Pascal's wager can be read on a handful of levels, depending on what Pascal thought was necessary for salvation. If what Pascal meant by belief was inauthentic intellectual assent, then, yes, Pascal's wager is entirely sensible. Perhaps Pascal thought that God would be impressed with a profession of faith, walking down the aisle at a big tent revival, maybe that would make the difference between heaven and hell.
Pascal thought that it is impossible to know if God is real or not. If Pascal thought that true saving faith cost anything weighty, then his reasoning is dangerous and foolish, given his thoughts about God's knowability. If reason is truly useless in determining God's existence, and if that's because God isn't real, I have one life to live. Why would I spend it chasing an imaginary friend?
I want to live by a reverse Pascal's wager. Pascal's reasoning assumed that it was impossible to know whether God is real or not; I think that a God that is unknowable is cold, standoffish, irrelevant. Instead, I'm interested in a basically Biblical conception of God, who seems to want to be known, but who is harder for the rich and powerful and prideful and greedy to accept.
Simplicity and love and humility are things that I aspire to; they matter to me, regardless of my mood. I don't think I'm so simple or loving or humble that it's worth noting, and I don't think I could ever be so simple or loving or humble that God would be impressed. I don't know why God is hard to know, but these virtues seem to have something to do with knowing God, and even if God isn't there, I'd like to have them, regardless.
Pascal showed cleverness in this one aspect of his wager: he realized that the outcomes of a matter of chance are just as important, if not more so, than the probabilities.
Pascal's wager is cheap if it's about a God I'm indifferent toward who requires me to just nod my head.
I'm not indifferent towards God, I want him to be real, I truly want to experience Jesus. I suppose it might cost me a lot to find and follow Jesus. However, the way in which I want Jesus makes me want to be like him.

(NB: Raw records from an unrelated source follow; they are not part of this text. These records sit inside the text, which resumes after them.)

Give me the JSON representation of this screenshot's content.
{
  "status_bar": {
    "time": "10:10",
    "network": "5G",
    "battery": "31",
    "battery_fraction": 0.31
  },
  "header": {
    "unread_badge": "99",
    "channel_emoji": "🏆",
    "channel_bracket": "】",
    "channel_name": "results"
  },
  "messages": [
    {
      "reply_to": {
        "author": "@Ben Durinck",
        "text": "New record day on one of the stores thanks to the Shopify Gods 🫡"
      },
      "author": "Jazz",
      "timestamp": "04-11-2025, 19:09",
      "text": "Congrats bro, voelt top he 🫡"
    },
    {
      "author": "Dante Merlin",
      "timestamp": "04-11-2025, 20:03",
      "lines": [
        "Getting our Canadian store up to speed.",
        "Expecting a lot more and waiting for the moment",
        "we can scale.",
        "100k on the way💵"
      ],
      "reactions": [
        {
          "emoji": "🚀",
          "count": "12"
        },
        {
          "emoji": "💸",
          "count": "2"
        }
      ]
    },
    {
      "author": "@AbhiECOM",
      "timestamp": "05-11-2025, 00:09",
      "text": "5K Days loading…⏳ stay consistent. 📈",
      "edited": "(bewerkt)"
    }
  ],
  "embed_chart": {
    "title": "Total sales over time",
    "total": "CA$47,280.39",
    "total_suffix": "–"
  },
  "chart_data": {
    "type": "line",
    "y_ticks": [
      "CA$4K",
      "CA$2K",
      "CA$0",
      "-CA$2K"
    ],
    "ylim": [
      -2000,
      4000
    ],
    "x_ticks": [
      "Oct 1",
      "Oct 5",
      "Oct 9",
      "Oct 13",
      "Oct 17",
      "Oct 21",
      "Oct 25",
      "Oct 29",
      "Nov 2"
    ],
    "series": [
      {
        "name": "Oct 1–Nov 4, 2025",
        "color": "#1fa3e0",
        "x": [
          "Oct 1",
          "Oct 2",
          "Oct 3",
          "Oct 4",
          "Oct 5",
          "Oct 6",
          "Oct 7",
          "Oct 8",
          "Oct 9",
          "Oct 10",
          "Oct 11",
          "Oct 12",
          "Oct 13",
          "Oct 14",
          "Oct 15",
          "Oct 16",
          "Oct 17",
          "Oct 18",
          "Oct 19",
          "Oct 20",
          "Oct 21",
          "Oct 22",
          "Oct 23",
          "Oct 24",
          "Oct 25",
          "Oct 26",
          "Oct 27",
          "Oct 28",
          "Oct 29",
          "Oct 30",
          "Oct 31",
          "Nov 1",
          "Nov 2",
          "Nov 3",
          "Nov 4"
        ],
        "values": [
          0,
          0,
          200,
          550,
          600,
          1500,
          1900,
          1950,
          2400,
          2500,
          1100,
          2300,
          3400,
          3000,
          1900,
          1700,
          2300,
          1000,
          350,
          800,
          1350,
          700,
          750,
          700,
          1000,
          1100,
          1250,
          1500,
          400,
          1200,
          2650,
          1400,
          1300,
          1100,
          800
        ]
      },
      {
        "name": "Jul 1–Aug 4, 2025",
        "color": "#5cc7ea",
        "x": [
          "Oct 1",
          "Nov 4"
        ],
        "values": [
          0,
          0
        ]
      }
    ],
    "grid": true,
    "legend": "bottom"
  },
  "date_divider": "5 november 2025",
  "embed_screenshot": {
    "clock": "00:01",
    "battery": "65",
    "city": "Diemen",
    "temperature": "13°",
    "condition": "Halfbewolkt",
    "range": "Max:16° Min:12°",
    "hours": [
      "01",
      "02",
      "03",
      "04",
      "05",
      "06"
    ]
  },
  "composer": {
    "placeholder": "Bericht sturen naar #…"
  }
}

I don't think that God exists, I don't think I have a good reason to believe. However, if I were to know for sure, one way or the other, whether God is real, I don't know that I'd change anything about my routine. I follow Jesus because I like Jesus, everything about Jesus, the honesty, the love, the jokes, the way he tells people that they're wrong. If I knew he were real, that might focus my devotion. If I knew he weren't, I see no reason why I'd abandon his teaching. I still like him.